Probably part of the reason why getting through with a book definitely is the worst part of my life as auther. And with a child's memory I forget it from one book to the other. I always think it's going to be a wonderful relief when it's carried out. I keep it in mind all the way as some crazy carrot.

Tuesday, May 3, 2011

I'm not gonna write this story

A bus, yellow because buses are yellow where I come from. 
A yellow bus waiting at the bus station. It leaves two minutes past. It's two minutes to three in the afternoon. The passengers have found a seat. Nobody is late for this bus. The next will be in an hour. 
A young girl has chosen a seat in the driver's side. She has got music in her ears, she doesn't look out, she is busy with her iPod.
The other five sit in the opposite side, evenly spread. Two men and three women, or three men and two women. No one could tell if they were asked an hour later.
They might as well get off. There is nobody at the busstation, just a child looking around as searching for something. She is too young to take the bus alone.
The surroundings are pretty. You have lengthy fields, mostly wheat and grass that year. At the end of your gaze the beech wood, a marvel of green, from inside the bus of course you don't see it. The waiting, that's what you see. 
The child is waiting to come out of hiding. She found a perfect place. The wheel is big and shady, bigger than her when she sits like that, crumpled up in front of the wheel. Her heart beats rapidly, she is always so exited, when she has found a really good hiding place. She can see the boy's feet. If he bent, he would see her right away. She knows, he won't bend because it seems like there is no place to hide.
Purple Rain goes on and on. It's like a chapter in a book. You have time to forget a whole world or you can go to the end of it. The young girl smiles.

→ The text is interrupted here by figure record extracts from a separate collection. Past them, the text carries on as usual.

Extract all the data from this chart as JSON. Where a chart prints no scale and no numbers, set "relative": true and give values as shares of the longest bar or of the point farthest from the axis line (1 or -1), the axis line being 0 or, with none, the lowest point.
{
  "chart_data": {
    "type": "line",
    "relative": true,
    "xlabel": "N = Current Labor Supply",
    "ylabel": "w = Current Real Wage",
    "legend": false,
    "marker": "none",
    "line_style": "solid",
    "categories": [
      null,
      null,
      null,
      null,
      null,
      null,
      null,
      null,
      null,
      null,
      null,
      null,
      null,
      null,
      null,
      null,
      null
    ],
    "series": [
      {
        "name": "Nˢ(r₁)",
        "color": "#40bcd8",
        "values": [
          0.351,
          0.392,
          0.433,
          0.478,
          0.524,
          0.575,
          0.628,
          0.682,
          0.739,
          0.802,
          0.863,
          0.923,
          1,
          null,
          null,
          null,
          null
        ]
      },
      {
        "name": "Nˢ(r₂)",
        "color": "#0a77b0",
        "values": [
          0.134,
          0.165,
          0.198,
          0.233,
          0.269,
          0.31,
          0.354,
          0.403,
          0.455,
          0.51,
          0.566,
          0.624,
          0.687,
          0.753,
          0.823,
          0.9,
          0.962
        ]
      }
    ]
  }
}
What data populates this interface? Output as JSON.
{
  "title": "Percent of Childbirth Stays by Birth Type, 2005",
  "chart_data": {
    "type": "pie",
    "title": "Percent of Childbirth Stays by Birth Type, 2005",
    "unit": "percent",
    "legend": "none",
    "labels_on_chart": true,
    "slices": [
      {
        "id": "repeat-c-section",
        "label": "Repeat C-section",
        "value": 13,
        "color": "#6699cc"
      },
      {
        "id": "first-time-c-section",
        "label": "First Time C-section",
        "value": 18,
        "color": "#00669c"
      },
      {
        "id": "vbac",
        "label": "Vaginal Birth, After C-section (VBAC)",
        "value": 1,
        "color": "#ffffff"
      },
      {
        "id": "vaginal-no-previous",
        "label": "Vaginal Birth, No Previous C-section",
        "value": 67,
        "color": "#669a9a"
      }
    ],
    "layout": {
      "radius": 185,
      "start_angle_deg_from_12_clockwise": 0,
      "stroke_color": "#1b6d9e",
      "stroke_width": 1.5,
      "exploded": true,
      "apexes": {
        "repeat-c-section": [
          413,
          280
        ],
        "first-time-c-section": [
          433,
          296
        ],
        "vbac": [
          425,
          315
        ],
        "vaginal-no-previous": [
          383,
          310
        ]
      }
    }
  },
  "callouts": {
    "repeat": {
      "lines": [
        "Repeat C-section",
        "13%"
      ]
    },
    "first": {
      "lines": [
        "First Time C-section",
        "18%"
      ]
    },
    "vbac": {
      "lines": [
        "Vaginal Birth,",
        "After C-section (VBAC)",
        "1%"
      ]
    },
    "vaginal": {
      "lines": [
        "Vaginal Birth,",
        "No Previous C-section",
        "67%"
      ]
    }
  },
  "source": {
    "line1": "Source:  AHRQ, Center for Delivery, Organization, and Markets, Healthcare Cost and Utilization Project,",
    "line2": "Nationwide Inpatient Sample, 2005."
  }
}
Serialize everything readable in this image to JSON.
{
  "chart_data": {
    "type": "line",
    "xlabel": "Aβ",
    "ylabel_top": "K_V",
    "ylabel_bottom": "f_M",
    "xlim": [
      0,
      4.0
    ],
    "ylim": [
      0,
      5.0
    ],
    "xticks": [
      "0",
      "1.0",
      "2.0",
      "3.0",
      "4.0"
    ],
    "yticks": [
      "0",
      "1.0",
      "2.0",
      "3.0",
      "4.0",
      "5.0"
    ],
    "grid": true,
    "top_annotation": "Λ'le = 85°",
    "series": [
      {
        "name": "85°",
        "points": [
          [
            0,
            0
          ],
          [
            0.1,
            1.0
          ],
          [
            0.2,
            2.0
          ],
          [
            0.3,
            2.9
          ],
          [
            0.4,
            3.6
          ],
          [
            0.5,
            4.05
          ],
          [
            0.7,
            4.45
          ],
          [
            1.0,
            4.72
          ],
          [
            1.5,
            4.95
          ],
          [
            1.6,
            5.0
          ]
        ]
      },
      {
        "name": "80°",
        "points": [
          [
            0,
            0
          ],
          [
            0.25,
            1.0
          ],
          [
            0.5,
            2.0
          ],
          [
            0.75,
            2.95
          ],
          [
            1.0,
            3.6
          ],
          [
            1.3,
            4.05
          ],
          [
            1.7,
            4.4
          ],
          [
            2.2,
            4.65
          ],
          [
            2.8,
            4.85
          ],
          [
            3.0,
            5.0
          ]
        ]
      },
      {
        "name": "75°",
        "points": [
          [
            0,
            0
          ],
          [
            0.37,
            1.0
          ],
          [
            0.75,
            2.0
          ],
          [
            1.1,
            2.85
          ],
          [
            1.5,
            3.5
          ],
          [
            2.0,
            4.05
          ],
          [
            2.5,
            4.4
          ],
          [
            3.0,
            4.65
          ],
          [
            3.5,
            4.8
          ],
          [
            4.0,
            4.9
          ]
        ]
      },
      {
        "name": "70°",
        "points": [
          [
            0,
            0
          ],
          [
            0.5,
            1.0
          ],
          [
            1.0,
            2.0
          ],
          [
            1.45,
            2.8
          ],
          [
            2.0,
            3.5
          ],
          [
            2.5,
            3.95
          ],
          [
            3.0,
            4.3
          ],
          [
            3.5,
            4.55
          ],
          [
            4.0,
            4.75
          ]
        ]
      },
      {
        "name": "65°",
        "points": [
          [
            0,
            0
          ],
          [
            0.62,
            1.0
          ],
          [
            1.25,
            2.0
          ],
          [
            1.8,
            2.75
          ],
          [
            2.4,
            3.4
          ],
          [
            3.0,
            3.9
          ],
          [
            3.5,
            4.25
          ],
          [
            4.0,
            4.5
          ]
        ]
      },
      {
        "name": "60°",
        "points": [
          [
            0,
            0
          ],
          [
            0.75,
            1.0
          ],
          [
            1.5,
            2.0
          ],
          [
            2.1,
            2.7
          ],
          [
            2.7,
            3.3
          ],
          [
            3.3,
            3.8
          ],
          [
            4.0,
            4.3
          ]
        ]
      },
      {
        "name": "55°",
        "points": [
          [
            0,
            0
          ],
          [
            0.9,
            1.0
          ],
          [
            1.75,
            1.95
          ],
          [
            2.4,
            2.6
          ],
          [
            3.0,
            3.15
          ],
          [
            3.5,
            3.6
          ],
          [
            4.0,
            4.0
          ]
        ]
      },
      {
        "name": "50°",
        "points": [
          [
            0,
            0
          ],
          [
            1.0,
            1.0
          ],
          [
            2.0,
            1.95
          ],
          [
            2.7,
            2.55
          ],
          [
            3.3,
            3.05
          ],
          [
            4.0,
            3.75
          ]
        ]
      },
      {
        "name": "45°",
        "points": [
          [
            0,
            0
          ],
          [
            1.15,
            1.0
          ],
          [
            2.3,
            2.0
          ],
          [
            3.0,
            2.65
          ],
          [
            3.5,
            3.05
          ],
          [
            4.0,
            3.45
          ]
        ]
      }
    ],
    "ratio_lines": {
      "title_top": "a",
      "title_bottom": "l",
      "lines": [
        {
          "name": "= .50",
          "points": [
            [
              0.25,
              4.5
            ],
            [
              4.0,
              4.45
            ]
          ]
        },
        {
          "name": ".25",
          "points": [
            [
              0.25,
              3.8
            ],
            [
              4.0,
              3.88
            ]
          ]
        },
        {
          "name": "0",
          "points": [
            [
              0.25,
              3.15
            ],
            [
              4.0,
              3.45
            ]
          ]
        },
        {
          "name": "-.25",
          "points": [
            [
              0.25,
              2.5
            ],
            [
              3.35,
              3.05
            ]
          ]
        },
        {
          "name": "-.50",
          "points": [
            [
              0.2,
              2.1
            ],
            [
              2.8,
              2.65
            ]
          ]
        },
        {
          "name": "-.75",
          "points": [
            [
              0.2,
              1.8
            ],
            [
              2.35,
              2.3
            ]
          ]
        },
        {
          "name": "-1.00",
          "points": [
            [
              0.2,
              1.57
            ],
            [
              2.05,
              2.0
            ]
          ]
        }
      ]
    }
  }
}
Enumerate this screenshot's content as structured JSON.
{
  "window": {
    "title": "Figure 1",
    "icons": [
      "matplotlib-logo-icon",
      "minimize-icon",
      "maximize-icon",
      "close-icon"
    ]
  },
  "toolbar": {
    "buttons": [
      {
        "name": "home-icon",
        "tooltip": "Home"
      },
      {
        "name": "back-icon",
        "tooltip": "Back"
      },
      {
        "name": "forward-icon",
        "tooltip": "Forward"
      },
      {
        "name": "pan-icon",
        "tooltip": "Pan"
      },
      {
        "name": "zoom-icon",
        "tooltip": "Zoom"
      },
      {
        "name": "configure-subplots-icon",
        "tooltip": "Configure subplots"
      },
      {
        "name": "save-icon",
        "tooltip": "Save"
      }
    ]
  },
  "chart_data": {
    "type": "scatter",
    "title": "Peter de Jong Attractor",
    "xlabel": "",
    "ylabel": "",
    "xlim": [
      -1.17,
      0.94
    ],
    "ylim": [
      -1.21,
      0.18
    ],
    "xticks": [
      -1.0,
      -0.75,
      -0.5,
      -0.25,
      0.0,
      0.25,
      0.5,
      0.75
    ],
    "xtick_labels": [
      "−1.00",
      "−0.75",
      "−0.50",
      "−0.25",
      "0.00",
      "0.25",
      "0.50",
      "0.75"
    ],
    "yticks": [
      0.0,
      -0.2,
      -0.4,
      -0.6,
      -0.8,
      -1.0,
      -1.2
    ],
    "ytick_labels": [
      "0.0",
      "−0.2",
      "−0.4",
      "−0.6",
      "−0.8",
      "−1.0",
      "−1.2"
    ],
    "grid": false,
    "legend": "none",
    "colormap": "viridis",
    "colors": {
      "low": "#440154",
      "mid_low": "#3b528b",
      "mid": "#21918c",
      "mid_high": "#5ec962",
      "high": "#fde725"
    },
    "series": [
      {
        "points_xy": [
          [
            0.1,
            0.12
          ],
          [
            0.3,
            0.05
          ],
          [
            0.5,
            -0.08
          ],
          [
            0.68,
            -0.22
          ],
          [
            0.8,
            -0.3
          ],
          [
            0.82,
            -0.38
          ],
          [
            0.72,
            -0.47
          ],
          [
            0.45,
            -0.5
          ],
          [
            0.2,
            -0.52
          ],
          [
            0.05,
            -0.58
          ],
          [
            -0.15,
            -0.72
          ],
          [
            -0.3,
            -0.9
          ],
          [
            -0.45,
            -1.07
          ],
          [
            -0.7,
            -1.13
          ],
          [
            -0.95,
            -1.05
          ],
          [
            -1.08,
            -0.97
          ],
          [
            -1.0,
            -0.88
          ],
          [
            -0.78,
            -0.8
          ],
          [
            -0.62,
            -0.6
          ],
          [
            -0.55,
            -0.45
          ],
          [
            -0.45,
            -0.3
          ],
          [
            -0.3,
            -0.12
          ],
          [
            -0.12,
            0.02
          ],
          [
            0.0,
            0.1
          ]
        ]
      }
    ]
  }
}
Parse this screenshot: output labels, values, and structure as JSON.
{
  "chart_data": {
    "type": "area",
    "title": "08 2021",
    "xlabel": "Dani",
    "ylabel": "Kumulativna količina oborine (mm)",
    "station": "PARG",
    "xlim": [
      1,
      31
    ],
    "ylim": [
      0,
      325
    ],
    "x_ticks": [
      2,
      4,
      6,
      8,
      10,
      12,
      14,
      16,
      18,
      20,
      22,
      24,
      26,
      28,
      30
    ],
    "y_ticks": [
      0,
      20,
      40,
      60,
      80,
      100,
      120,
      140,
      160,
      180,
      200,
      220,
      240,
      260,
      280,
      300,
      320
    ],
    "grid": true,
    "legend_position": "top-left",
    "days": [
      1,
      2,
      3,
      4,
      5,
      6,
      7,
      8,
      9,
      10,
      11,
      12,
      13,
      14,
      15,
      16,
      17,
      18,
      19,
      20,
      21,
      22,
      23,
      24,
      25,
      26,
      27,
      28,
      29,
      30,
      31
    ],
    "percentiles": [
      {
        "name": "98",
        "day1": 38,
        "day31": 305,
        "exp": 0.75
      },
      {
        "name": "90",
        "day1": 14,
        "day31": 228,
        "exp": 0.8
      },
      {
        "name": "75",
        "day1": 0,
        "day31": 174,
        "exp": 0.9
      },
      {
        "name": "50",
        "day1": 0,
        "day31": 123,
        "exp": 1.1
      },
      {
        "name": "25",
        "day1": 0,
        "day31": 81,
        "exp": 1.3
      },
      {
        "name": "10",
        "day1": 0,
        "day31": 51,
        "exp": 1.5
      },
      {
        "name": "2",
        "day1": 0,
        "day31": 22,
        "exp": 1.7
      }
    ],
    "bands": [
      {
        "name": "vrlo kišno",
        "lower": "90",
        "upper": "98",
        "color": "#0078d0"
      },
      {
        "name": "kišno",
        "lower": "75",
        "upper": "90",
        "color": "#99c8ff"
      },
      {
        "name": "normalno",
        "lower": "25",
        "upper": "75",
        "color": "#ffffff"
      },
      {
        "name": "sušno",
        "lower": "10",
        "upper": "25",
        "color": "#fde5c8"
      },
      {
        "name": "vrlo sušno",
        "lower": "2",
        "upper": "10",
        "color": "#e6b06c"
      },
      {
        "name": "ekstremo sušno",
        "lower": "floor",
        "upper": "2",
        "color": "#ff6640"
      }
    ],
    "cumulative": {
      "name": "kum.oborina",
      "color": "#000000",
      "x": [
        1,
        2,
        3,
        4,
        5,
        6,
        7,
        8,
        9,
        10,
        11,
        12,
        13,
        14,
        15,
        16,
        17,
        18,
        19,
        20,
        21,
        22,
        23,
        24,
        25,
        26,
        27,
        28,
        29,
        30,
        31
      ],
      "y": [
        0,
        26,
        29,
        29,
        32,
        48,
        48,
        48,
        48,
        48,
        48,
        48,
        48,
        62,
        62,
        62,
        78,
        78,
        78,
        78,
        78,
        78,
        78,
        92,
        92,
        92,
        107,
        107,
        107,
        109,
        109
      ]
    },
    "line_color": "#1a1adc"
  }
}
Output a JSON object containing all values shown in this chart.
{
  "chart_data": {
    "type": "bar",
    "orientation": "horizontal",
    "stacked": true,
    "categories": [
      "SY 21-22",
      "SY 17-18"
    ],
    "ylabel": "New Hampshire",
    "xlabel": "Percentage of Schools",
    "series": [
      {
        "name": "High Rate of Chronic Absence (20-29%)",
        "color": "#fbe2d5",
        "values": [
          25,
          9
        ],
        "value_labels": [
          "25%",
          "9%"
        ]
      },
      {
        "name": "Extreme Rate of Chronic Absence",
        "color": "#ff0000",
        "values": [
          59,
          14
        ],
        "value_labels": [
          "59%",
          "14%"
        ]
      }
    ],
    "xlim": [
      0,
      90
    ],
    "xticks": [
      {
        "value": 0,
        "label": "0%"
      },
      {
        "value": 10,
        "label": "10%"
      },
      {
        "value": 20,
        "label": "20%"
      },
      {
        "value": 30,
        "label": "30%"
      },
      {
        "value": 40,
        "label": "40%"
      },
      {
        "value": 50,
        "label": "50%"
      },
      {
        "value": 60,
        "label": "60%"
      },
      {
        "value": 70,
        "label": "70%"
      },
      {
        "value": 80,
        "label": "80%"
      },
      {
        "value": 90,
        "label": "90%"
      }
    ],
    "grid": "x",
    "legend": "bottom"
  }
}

Prince softens her mouth into that little smile, a little dream, a memory. The movement of the bus, the beech, she sees it now. She even says goodbye to the driver as she gets off.
I'm not gonna write this story.
It's possible the young girl would remember a jolt, like hitting the curb and she would think of it as nothing but a curb as the driver would. I don't wan't them to be aware of any such thing. It's too late.